It is a process of converting a sentence to forms – list of words, list of tuples (where each tuple is having a form (word, tag)). The tag is a part-of-speech tag and signifies whether the word is a noun, adjective, verb, and so on.

To know more about POS tagging click [here](https://cdn.exec.talentsprint.com/static/cds/content/M7_AST5_pos.pdf).

In [None]:
# Download dependencies for pos_tag()
nltk.download('averaged_perceptron_tagger_eng')

In [None]:
## define schema for returned result from the udf function
## the returned result is a list of tuples
schema = ArrayType(StructType([
            StructField('f1', StringType()),
            StructField('f2', StringType())    ]))

sent_to_tag_words_udf = udf(lambda x: nltk.pos_tag(x), schema)

In [None]:
# Transform data
d6 = d5.withColumn("tagged_words", sent_to_tag_words_udf("words"))
d6.show(5)

##### **Frequency Distribution Plot**

It gives us information about the number of times a word has occurred within a sentence.

In [None]:
from nltk.probability import FreqDist

row = d6.select('words').toPandas().iloc[0,0]
fd = FreqDist(row)
fd.plot(30, cumulative= False)
plt.show()

From the above plot it can be seen that in the first row, the word 'Man' has occurred twice.

##### **Chunking**
Chunking is the process of grouping similar words together based on the nature of the word. It is the process of segmenting and labeling multitokens. Let's see how to do a noun phrase chunking on the tagged words data frame from the previous step.

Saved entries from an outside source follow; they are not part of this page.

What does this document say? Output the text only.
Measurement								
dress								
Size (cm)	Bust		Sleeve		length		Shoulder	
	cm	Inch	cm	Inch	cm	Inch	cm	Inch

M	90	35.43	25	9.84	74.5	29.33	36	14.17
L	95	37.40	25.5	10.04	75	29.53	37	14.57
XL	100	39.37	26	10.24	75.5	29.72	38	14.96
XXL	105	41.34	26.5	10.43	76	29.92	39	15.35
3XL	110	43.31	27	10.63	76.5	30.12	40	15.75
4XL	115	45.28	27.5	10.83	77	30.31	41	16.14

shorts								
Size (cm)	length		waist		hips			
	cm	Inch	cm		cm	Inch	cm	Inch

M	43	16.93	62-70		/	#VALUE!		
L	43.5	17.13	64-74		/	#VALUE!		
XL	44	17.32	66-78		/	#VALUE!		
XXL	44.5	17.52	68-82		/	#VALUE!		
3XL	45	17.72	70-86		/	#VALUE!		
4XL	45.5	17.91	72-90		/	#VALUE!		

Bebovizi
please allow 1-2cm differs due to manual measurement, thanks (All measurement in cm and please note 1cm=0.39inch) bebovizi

First we need to define a udf function that chunks noun phrases from a list of pos-tagged words.

In [None]:
# define a udf function to chunk noun phrases from pos-tagged words
grammar = "NP: {<DT>?<JJ>*<NN>}"
chunk_parser = nltk.RegexpParser(grammar)
chunk_parser_udf = udf(lambda x: str(chunk_parser.parse(x)), StringType())

In [None]:
# Transform data
d7 = d6.withColumn("NP_chunk", chunk_parser_udf("tagged_words"))

In [None]:
d7.select('NP_chunk').show(1, truncate= False)

In [None]:
# Function to pretty-print chunks
def pretty_print_tree(chunk):
    try:
        tree = Tree.fromstring(chunk)  # Parse the chunk as an NLTK tree
        return tree.pformat(margin=200)  # Pretty print with a margin
    except Exception as e:
        return str(e)

# UDF to apply pretty-printing
pretty_print_udf = udf(pretty_print_tree, StringType())

# Apply UDF to create a new column with pretty-printed trees
d7_pretty = d7.withColumn("Pretty_Tree", pretty_print_udf(d7["NP_chunk"]))

row=d7_pretty.collect()[0]
print(row['Pretty_Tree'])

#### Load data

**Use Parquet file to store data**

In [None]:
d7.write.format("parquet").mode("overwrite").save("transformed_text_parquet_data")

**Read data from Parquet file**

In [None]:
df_text_parquet = spark.read.format("parquet").load("transformed_text_parquet_data")

In [None]:
df_text_parquet.show(5)

**Store the data as a `json file`**

In [None]:
d7.write.format("json").mode("overwrite").save('transformed_text_json_data.json')

**Read data from `json` to spark dataframe**

In [None]:
df_text_json = spark.read.format("json").load('transformed_text_json_data.json')

In [None]:
df_text_json.show(5)